少年と衛星兵器と二五〇円

文咲 零字

第1話

財布の中には、五〇〇円玉が一枚きり。

夏期講習の帰り道、アスファルトをこんがりと焼きあげる午後の日差しに追われて、彼はコンビニへと逃げ込んだ。しばらく涼んだ後、世界で一有名なコーラを手に取りレジで会計。

自らの懐事情に驚いたのはその時だった。

今日の授業で出てきた「経済危機」という単語が脳裏をよぎる。いろいろな国の偉い人がどうしたかはなんとなく思い出せたが、役に立つ情報はなさそうだった。

テープが貼られたコーラと全財産三五〇円を受け取る時、レジの横にある募金箱が目に入った。「一〇〇円で救える命があります!」そんなキャッチコピーが書かれたそれには、なんと五〇〇〇円札が入っていた。

少し、うらめしくなる。

店を出るのもそこそこにコーラのキャップを開けると、ぷしゅりと小気味よい音。口に運ぶと、しゅわりとした心地よさが喉をくぐりぬけていく。

おもわず、ため息が出た。

これで残金は三五〇円。

バイトの給料日までは、あと一週間もある。

追ってもうひとつ、ため息が出た。


彼がコンビニの隣の近くの小さな公園にふらふらと足を踏み入れると、木々の隙間からわずかに心地よい風が吹いた。

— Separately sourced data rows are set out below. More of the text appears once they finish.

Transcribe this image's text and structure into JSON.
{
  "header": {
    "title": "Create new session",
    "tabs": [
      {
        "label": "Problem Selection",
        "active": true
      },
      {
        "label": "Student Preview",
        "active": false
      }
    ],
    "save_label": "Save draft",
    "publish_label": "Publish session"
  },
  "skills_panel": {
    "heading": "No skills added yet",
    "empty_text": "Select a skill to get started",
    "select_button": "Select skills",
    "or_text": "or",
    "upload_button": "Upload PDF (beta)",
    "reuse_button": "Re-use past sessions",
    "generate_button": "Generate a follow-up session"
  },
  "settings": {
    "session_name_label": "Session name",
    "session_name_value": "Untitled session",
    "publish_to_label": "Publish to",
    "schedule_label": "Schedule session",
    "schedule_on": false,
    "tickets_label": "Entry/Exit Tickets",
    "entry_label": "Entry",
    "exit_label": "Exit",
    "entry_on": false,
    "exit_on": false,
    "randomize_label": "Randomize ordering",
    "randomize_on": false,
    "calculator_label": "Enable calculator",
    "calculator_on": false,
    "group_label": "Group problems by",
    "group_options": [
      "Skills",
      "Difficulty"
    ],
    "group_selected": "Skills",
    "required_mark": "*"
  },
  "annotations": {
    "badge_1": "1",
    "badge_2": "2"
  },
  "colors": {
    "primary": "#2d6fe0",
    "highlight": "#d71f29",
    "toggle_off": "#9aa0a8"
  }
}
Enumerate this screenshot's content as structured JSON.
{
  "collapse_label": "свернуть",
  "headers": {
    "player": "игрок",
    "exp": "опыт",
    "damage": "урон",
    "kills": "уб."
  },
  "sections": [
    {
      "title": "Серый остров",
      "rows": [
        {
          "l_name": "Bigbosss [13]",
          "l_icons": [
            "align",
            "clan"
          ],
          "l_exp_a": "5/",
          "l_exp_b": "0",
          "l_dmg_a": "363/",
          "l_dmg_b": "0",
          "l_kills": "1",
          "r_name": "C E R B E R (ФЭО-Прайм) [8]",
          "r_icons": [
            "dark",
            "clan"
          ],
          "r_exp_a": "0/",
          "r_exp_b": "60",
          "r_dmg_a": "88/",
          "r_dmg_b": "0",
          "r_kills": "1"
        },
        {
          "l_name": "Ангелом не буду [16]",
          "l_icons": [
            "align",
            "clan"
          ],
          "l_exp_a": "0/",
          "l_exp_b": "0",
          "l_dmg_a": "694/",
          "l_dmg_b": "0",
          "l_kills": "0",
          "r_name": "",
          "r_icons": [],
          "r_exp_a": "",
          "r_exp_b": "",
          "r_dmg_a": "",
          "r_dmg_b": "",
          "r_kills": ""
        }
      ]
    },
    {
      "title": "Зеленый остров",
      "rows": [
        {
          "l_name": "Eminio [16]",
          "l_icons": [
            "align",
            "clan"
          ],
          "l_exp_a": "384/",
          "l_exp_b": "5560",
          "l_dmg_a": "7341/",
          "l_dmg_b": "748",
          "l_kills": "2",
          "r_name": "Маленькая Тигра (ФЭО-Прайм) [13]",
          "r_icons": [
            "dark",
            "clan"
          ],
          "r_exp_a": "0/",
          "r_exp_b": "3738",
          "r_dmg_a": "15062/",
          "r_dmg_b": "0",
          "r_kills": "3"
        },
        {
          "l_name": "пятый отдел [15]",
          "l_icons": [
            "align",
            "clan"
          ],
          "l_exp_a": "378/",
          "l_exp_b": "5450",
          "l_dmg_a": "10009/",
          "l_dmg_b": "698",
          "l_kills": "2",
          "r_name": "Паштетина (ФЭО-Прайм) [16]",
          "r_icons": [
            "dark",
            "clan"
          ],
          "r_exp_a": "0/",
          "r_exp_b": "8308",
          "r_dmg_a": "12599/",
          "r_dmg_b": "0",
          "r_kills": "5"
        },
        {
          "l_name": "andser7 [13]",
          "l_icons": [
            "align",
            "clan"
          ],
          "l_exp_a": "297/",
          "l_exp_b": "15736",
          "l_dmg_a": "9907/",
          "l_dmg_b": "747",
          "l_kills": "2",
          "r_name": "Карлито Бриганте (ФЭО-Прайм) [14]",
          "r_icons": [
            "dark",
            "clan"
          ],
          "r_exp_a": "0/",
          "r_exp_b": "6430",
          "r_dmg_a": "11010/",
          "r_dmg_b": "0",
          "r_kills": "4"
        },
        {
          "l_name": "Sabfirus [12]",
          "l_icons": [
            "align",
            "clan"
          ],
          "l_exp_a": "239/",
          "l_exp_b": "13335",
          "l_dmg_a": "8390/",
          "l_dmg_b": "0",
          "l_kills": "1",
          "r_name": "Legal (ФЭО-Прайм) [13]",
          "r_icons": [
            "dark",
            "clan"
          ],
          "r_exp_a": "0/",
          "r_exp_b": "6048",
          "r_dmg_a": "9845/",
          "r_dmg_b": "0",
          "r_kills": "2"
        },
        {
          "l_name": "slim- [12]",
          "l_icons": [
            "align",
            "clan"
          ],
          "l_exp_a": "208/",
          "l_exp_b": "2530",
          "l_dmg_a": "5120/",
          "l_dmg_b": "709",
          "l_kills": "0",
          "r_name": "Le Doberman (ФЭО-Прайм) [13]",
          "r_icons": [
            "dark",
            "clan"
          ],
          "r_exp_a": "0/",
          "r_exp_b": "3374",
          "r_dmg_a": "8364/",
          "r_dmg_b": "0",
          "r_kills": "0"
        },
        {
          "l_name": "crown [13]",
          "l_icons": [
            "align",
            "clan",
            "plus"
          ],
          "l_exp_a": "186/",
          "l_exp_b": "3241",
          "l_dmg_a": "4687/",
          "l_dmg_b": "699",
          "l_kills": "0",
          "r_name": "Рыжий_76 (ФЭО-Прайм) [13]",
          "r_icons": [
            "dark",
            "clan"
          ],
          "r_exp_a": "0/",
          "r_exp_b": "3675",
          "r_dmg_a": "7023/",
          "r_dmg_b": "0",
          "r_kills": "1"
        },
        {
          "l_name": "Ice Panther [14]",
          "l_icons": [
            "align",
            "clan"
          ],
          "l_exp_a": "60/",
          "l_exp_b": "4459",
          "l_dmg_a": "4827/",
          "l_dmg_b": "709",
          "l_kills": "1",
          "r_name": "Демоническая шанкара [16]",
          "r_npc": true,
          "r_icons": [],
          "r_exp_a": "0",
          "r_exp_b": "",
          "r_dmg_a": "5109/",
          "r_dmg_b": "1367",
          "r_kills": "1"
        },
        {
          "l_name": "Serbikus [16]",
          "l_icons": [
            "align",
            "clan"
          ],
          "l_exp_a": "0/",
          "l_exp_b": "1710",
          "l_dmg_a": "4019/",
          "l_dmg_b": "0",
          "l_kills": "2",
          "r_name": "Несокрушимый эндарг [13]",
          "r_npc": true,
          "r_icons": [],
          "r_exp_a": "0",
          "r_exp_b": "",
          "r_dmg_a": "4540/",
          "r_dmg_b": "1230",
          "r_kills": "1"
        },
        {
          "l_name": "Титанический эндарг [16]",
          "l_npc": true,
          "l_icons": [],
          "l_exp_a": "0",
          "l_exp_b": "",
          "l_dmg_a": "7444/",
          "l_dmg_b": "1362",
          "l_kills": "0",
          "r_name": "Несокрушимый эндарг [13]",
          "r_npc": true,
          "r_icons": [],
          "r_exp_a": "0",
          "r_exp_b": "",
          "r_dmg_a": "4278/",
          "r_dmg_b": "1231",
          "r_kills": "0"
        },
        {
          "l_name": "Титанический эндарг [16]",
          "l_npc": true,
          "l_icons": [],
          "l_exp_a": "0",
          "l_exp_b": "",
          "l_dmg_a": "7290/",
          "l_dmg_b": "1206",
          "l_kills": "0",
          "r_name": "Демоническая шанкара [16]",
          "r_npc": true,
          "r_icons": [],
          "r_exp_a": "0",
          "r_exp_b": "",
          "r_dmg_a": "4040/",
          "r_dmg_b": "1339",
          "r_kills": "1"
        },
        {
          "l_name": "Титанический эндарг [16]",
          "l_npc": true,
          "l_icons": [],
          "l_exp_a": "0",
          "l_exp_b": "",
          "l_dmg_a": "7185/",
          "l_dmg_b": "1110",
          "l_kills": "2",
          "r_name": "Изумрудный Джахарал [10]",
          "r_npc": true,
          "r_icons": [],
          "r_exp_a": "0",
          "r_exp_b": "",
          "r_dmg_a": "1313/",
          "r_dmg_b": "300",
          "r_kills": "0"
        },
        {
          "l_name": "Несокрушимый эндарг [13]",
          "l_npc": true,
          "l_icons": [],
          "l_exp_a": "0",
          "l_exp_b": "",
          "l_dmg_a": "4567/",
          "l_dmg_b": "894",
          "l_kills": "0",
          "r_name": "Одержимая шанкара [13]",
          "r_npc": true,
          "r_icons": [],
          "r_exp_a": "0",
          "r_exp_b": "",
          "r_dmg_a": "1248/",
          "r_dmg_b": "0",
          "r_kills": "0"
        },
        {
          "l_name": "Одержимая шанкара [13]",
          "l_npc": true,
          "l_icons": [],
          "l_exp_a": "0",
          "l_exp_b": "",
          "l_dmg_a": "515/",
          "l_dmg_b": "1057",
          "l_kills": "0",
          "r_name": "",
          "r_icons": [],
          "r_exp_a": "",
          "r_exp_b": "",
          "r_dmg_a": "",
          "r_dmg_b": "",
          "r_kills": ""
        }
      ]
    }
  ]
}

世の中、お金はあるところにはある。募金箱の五〇〇〇円札は、それを雄弁に物語っていた。どこかに割のいいバイトは落ちていないだろうか。楽で当日払いで、できれば時給一〇〇万円くらいの――

「あります!」

「え?」

モノローグに話しかける声が、すぐ後ろからした。頬に熱を感じながら振り返るも、目の前にはだれもいない。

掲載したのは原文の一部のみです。